Even growers who are lucky enough to have well water reserves are casting a wary eye on the skies and wondering what spring 2008 will bring when it comes to water availability and/or cost. A lot depends on which and how it is irrigated.

“Almonds must be irrigated post-harvest to maintain fruiting spurs for next year,” says Blake Sanden, Kern County farm advisor. “By reducing evaporative losses, a double-line drip system on a soil that ‘subs’ well can save 6 inches to 8 inches compared to micro-sprinkler systems — even more for first- through third-leaf orchards.”

Pistachios don’t need a post-harvest irrigation, but it is essential to refill the profile during the winter in order to maintain good shoot and yield growth for the following year, according to Sanden. “For single line drip systems at 4 gph per tree on clay soils, a total of 8 to 18 total days of run time may be required, depending on the age and vigor of the trees.”

With a water crisis looming across the state, investing in more efficient irrigation systems could pay huge dividends in the future — even if the up front investment is significant.

“Micro-systems for grapes and trees, especially immature blocks, can save 0.5 foot to 1 foot of water, compared to flood,” Sanden says. “Table grape growers already on drip can't do much; they’re basically pumping water to fill berries. But, establishing a new vineyard with drip will save as much as 1.5 feet of water.”

For existing winegrape vineyards, there’s not much wiggle room left, according to Larry Williams, plant physiologist at UC’s Kearney Ag Center.

“Growers are already pushing the envelope on deficit irrigation, for the most part,” he says. “It’s fairly well established that we can irrigate at 80 percent of ET without reducing yields. In some cases, growers might be able to go a little lower than that — maybe down to 75 percent of ET.”

Next year’s irrigation management strategy will of course depend largely on what happens this winter.

“If we get enough winter moisture to fill the soil profile, growers can irrigate less and get away with it,” Williams says. “If there is one place where I feel growers might be able to save on irrigation, it’s the period between bud break and bloom.

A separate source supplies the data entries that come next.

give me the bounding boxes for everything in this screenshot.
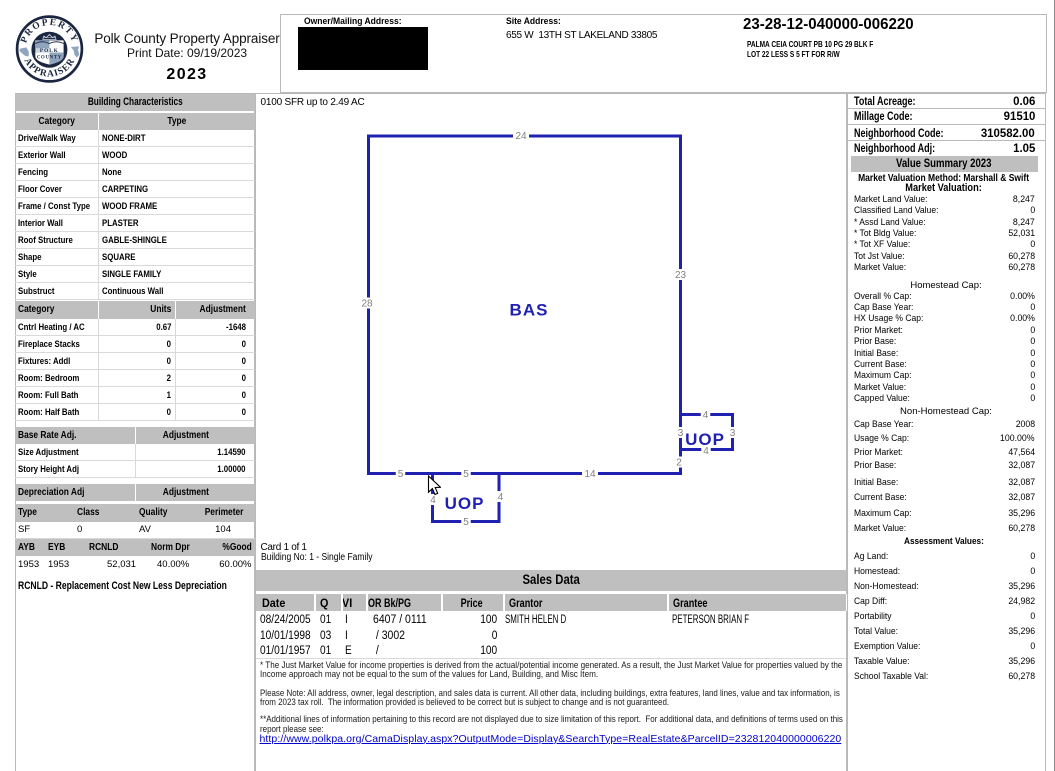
svg-text:5: 5 <box>398 469 404 480</box>
svg-text:COUNTY: COUNTY <box>37 56 62 61</box>
svg-text:4: 4 <box>703 446 709 457</box>
svg-text:4: 4 <box>498 492 504 503</box>
svg-text:28: 28 <box>361 299 373 310</box>
svg-text:5: 5 <box>463 517 469 528</box>
svg-text:23: 23 <box>675 270 687 281</box>
svg-text:4: 4 <box>430 495 436 506</box>
svg-text:5: 5 <box>463 469 469 480</box>
svg-text:4: 4 <box>703 410 709 421</box>
svg-text:2: 2 <box>676 458 682 469</box>
svg-text:3: 3 <box>730 428 736 439</box>
svg-text:BAS: BAS <box>510 301 549 320</box>
svg-text:3: 3 <box>678 428 684 439</box>
svg-text:24: 24 <box>515 131 527 142</box>
svg-text:UOP: UOP <box>445 494 485 513</box>
svg-text:POLK: POLK <box>40 48 59 54</box>
svg-text:14: 14 <box>584 469 596 480</box>
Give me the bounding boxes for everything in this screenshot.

The vines only need about 12 percent of the season’s entire water requirements during that time, but growers tend to over-irrigate during that period.”

On the North Coast, growers are generally blessed with more dependable water supplies and cooler temperatures during the summer to relieve some of the pressure. But, water is still a major concern, which could get much more critical if adequate rainfall does not refill holding ponds, which were short this year.

“Growers are really thinking about irrigation,” says Nick Frey, president of the Sonoma County Winegrape Commission. “I think we’ll see a lot more post-harvest irrigation applied with drip rather than sprinklers.”